One of the primary points of interest is a dungeon building tool, which has been a major focus for Jacobs. This tool is primarily being used to craft a location known as The Depths, but it’s also being heralded as a way for the entire team to more easily create other dungeon delves and underground mines moving forward.

Another major note that Jacobs discusses is related to character progression, which will primarily be focused on characters growing stronger with repeated use of a weapon or item, along with a skill tree that’s described as branching but easy to read and mechanically uniform between combatants and crafters. Jacobs also promised more details on the progression system in a separate presentation next month.
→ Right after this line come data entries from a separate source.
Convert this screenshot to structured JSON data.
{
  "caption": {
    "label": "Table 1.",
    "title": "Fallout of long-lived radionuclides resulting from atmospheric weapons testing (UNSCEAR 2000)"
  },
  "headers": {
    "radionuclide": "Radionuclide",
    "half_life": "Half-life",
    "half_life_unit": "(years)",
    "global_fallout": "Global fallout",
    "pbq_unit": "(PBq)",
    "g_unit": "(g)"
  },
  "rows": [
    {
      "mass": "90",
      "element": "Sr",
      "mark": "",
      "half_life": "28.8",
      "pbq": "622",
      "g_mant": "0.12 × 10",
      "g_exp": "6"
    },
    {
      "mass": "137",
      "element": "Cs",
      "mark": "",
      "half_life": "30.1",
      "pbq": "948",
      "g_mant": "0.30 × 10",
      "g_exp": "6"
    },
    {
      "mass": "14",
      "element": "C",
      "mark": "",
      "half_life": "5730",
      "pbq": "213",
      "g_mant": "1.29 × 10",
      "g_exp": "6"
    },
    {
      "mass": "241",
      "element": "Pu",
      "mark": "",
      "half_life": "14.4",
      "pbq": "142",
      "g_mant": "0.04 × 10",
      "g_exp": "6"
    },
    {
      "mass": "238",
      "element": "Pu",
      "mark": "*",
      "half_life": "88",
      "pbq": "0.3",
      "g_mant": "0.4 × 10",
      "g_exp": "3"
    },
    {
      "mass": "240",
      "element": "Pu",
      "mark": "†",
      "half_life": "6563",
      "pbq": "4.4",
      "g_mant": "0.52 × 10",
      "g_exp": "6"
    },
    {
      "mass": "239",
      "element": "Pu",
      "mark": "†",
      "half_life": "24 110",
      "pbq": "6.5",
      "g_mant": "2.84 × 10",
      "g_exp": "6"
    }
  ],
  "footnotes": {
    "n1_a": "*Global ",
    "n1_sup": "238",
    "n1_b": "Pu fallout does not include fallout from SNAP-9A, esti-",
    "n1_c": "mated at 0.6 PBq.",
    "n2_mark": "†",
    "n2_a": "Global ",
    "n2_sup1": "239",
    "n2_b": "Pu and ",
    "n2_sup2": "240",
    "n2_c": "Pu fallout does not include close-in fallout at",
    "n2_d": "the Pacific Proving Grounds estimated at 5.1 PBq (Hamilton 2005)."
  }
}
The rest of the livestream took player questions, where Jacobs confirmed the studio has hit its hiring goal, discussed the effect of RNG on crafting and its intended limited impact, talked about the social cooperation inherent in an RvR title, and contextualized the team’s recent UI overhaul.

Meanwhile, the June monthly development report notes other updates on alloy stats, NPC behavior and AI, and several crafting updates related to UI, item salvaging, and item stats, followed by another look at crafting’s recent addition of alloys and mechanics with picture accompaniment.

MMORPG veterans will know that Camelot Unchained, which was originally Kickstarted in 2013, has taken flak over the years thanks to delays, the founding of a second studio, the announcement of a second game using CU’s custom-built engine, delayed refunds, and lack of accountability. The game entered its “beta one” phase back in 2018, with tests capable of putting 3000 humans and bots on the battlefield simultaneously. Though CSE said in 2021 it was still paying refunds and working on both games, some players still say their 2020 refunds haven’t processed, and Final Stand Ragnarok is unpopulated. As of 2023, CSE raised an additional $15M from investors and claims to be “hiring like crazy” but is still evading press inquiries.